Tech

Motional CEO hints at an autonomous future in logistics

Motional, the $4 billion joint venture between Aptiv and Hyundai, is exploring the company’s potential involvement in autonomous trucking or logistics, its CEO said today during a live session at TechCrunch’s 2021 Mobility Event.

“The beauty of what’s on the other side of the coin is that the same core technology can of course apply to multiple use cases,” said Karl Iagnemma on the panel led by TechCrunch transportation editor Kirsten Korosec, who asked about Motional’s intention to expand its business model into trucking. “It’s similar, it’s not the same, but it’s similar. And so we are actively exploring other use cases. We will have additional activity in this area. We don’t have anything to announce today. But more to come.”

While Motional still believes the biggest economic opportunity comes from solving the hard technological problems of autonomy in the service of moving people, AKA the robotaxi model, Iagnemma recognized the same hard problems — perception, planning, decision making, localization — lie at the core of autonomy, whether that’s moving people or parcels.

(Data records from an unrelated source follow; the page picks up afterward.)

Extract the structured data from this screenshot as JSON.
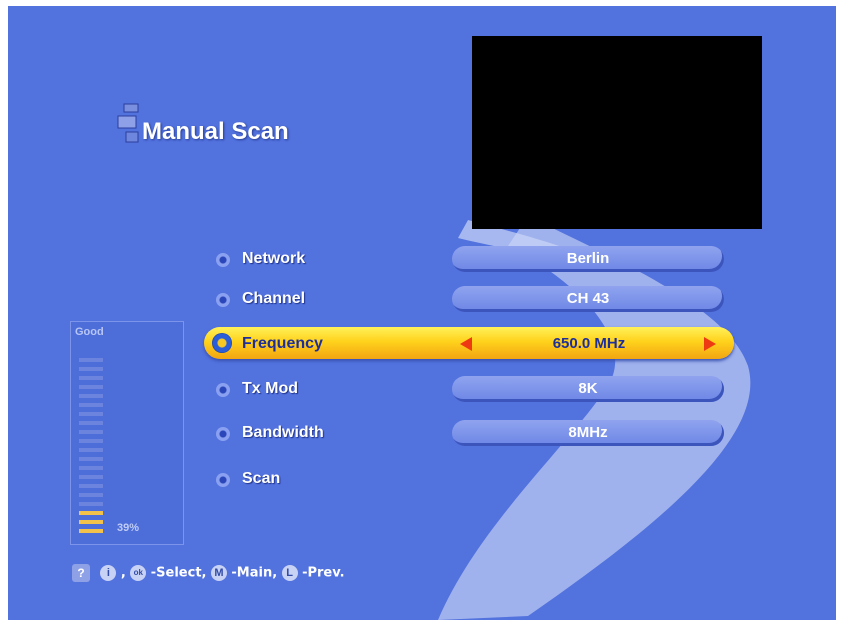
{
  "screen": {
    "title": "Manual Scan"
  },
  "menu": {
    "items": [
      {
        "label": "Network",
        "value": "Berlin"
      },
      {
        "label": "Channel",
        "value": "CH 43"
      },
      {
        "label": "Frequency",
        "value": "650.0 MHz",
        "selected": true
      },
      {
        "label": "Tx Mod",
        "value": "8K"
      },
      {
        "label": "Bandwidth",
        "value": "8MHz"
      },
      {
        "label": "Scan",
        "value": ""
      }
    ]
  },
  "signal": {
    "quality_label": "Good",
    "level_text": "39%",
    "level_fraction": 0.39,
    "bar_color": "#f2c24a"
  },
  "hints": {
    "select_key1": "i",
    "select_key2": "ok",
    "select_text": "-Select,",
    "main_key": "M",
    "main_text": "-Main,",
    "prev_key": "L",
    "prev_text": "-Prev."
  },
  "colors": {
    "background": "#5272de",
    "highlight": "#ffd21c",
    "arrow": "#ee3a12"
  }
}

“We’re looking for a great business opportunity that has the closest adjacency from a technical perspective to the stack that we’re currently developing,” said Iagnemma, responding to what is most appealing in the delivery and logistics model. “That’s really what it boils down to. These different use cases have, in some cases, quite dramatically different business cases around them, the opportunity looks quite different. And so that helps us score rank order internally. What presents an interesting opportunity? And then again, we tried to align that toward our current technology development path to say, hey, this would be the least incremental effort for the biggest incremental opportunity. That’s how we sort of guide our strategy, internally at Motional.”

For his part, Chris Urmson, co-founder and CEO of autonomous vehicle company Aurora, and the other panelist on the session, admitted that ride-hailing and moving people with automated vehicles will ultimately be both a transformational business and one that surpasses trucking in the long term. Aurora is currently focused on freight applications, rather than robotaxi, for a number of reasons, including the ability to scale now.

“[The robotaxi] market will take time to evolve, whereas the freight and trucking market is here today,” said Urmson.

Both panelists agreed that there’s no low-hanging fruit in the autonomous world. The problem of self-driving vehicles is difficult to solve, but Urmson argues it’s perhaps a bit easier to solve with trucking, where you don’t have to reckon with the amount of variability in the road network of a city. Building an autonomous stack to drive on freeways is easier due to their mostly uniform nature.

“So once you crack the initial nut of having the technology working in that operational defined design domain, the rollout moves from a technological expansion to an operational expansion,” said Urmson. “And that looks more like kind of a conventional business. So we think that’s a way to be scaling the business and operations and generating the revenue stream that allows us to then go and really take that core technology and apply it into ride hailing and build an exciting business in that space as well.”